I am proud of my country

I haven’t been proud of America in quite a while.

I know that sounds terrible, and any politician who’d dare utter such words would be slayed as a traitorous socialist wad of crud. But it’s true—I haven’t been. We’ve become inexplicably greedy and socially reprehensible. We demonize the poor, ignore the sick, call ourselves the best and the greatest even as other nations pass us by. All of our goods are made in China, we do crap about the environment and our leaders—both parties—seem primarily concerned with job security, not national security. We’ve behaved as fat, wallowing pigs, and it’s  disturbing.

Today, however, I am proud.

When Barack Obama signed the bill ending Don’t Ask, Don’t Tell, he took a bold, powerful, important step toward social righteousness. I know very people people—Republican or Democrat, conservative or liberal—who believed DADT was right. If you have a functioning brain and a genuine heart, you don’t support the idea of having your fighting men and women having to hide their identities. If soldiers are uncomfortable serving alongside gay men and women, it’s their problem, and something they must change (not vice versa). I don’t care if you’re gay, straight, communist, socialist, Christian, Jewish, Muslim, racist, homophobic, anti-Semitic—if you’re strapping on a gun and serving on the front lines of Iraq or Afghanistan, you have earned the right to be yourself. Period.

That’s America. We might not make the most stuff. We might have lost our innovate edge. Our leaders may well be crazy; our ideals often warped.
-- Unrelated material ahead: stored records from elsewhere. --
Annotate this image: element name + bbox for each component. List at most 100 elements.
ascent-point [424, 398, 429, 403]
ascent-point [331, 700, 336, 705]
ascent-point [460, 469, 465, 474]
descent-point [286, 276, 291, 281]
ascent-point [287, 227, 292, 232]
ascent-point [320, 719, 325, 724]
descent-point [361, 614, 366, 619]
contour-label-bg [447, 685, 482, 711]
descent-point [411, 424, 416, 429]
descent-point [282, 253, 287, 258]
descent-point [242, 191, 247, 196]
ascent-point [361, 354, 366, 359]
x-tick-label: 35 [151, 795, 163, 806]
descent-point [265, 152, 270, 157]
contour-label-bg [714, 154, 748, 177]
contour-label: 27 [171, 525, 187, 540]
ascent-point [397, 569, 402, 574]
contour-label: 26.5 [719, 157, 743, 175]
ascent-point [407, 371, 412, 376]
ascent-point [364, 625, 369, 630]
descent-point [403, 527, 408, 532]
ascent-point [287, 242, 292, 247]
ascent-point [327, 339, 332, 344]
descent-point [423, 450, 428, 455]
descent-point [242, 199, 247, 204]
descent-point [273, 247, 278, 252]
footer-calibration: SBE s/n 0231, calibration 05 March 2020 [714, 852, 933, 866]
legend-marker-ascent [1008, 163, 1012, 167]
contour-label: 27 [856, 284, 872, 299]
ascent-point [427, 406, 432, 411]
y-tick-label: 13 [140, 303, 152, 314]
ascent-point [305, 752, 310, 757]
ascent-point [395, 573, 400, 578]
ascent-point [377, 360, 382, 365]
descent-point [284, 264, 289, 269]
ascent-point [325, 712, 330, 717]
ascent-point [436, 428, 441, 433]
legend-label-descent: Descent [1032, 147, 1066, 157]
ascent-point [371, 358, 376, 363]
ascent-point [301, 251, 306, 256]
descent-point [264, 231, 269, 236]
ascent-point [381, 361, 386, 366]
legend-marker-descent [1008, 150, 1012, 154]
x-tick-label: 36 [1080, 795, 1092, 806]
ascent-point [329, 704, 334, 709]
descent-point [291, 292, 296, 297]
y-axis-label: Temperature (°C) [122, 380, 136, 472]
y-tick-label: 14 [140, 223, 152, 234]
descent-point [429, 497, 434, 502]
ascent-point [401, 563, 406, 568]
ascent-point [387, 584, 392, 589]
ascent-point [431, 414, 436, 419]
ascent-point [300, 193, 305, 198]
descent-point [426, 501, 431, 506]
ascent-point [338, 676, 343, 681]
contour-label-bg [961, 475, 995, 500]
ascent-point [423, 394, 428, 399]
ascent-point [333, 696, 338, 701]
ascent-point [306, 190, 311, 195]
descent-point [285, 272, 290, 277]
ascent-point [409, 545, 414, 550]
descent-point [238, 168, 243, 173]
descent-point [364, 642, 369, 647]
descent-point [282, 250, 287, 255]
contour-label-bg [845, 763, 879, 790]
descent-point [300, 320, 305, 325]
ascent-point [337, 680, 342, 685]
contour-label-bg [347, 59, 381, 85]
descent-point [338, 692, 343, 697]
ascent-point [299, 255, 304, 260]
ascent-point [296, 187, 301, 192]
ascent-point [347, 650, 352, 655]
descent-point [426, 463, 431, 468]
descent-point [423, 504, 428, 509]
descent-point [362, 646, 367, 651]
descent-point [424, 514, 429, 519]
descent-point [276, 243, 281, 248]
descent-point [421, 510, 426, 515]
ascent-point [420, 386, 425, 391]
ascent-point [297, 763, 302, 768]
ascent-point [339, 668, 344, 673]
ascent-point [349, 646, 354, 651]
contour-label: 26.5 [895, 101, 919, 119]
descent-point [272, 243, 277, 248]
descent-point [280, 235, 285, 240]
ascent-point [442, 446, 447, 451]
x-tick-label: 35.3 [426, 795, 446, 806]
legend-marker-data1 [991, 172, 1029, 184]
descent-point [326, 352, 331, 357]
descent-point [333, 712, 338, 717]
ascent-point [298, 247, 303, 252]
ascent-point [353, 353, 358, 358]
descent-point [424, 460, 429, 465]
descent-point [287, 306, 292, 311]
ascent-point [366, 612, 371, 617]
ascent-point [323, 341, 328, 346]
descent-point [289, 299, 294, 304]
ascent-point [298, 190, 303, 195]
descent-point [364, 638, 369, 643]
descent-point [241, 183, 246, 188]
But this is the land of the free and the brave, and that has been reinforced.

God bless America.

PS: On a side note, Barack Obama is on a crazy roll—one I certainly didn’t see coming. DADT, Start, the 9/11 Health Bill, the financial deal (one I don’t agree with—but a legislative accomplishment nonetheless). Also, give some of the Repubs credit. They have crossed the line a bit.